The tide is beginning to turn. Technological and institutional barriers are beginning to come down. A new SDA software platform reached operational acceptance earlier this fall. The 2026 National Defense Authorization Act (NDAA) moved the needle favorably toward DoD exploiting commercial services. And a series of executive actions are prioritizing speed to capability, streamlined requirements and modernized acquisitions.

Not every problem has been addressed, but momentum is growing to meet one of Space Force’s most critical priorities: the ability to track, characterize and respond to activity in an increasingly complex space domain.

The Current Architecture

In the six short years since its establishment, the U.S. Space Force has built multiple pathways for commercial integration—the Joint Commercial Operations (JCO) space data marketplace, the Commercial Integration Cell (CIC), the Commercial Augmentation Space Reserve (CASR), plus SpaceWERX technology accelerators and incubators, and the SDA Tools, Applications and Processing (TAP) Lab.
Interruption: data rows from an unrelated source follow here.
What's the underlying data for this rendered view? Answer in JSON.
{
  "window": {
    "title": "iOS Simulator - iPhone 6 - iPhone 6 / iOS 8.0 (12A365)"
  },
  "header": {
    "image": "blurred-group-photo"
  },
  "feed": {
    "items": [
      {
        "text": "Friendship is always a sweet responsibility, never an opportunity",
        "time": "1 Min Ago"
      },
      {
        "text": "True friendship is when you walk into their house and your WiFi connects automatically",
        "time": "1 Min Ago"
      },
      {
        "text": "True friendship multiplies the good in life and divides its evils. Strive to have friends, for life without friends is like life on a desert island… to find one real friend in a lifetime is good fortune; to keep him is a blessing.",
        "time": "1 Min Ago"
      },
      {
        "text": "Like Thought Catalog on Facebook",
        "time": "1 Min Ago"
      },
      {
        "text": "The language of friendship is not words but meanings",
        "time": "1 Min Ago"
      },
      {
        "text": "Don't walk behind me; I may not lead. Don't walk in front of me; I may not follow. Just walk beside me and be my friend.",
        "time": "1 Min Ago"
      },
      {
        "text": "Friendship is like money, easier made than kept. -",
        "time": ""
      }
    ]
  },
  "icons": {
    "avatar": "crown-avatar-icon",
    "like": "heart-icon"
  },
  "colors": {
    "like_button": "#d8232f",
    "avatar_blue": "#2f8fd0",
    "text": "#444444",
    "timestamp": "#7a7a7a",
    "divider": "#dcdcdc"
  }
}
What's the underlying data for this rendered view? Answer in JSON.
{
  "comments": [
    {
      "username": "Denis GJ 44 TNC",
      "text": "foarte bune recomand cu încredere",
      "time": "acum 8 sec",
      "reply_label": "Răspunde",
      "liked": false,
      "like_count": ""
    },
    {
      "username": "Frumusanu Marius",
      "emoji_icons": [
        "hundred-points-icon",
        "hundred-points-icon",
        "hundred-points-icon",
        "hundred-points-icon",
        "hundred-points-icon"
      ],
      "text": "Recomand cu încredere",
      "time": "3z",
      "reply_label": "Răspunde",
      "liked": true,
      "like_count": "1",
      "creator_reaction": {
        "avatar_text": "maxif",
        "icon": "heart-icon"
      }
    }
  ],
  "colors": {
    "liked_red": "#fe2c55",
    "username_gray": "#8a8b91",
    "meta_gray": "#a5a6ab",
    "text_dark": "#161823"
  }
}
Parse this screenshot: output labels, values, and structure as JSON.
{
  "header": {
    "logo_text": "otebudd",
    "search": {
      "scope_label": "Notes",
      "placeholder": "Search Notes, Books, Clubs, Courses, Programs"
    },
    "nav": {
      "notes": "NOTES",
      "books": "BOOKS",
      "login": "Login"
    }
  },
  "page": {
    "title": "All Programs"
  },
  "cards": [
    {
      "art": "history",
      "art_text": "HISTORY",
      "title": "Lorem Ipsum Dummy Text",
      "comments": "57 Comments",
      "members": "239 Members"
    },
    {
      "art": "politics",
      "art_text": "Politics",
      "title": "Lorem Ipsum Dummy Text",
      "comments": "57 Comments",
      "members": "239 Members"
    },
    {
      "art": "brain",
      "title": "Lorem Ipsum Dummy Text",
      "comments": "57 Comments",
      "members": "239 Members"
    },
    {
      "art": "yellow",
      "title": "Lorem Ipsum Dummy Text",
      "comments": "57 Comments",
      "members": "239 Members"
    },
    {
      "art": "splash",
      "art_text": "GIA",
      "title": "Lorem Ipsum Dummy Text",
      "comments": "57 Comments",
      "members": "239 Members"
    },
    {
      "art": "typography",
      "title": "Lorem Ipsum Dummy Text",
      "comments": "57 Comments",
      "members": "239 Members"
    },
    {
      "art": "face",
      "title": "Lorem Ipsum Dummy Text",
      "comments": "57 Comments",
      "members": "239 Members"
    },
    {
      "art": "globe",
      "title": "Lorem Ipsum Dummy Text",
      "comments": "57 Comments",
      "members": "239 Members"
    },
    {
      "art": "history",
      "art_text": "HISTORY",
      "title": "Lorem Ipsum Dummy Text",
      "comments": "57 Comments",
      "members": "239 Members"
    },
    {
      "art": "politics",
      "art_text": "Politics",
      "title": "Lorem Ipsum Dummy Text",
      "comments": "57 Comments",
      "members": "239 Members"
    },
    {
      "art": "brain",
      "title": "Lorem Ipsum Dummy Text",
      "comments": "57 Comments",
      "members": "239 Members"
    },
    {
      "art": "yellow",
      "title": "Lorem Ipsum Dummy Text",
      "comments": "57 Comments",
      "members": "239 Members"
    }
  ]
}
Today, the JCO is the main channel for purchasing commercial SDA. Housed under Space Systems Command (SSC), it’s the first multinational commercial space data-sharing cell that works at the classified and unclassified level to support 18 partner nations.

Government and commercial data are uploaded to the Unified Data Library (UDL), a cloud-based repository and data federation environment where information can be pulled from various commercial and government sensors, fused and shared across missions. The UDL serves thousands of users across more than two dozen countries.

Expanding UDL accessibility—and access to commercial SDA solutions—is one of the missions of ATLAS, the Advanced Tracking and Launch Analysis System, an SDA software platform designed to replace the legacy Space Defense Operations Center (SPADOC). In September 2025, SSC announced ATLAS reached operational acceptance, a critical milestone for the program that has been described as one of Space Force’s “problem children.”

ATLAS sits atop of Warp Core, a Palantir data management layer, designed to pull information from the UDL. Together, these systems form what the Space Force envisions as the Combined Space Operations Data Architecture (CODA)—a unified operational picture that will integrate government, commercial and allied sources.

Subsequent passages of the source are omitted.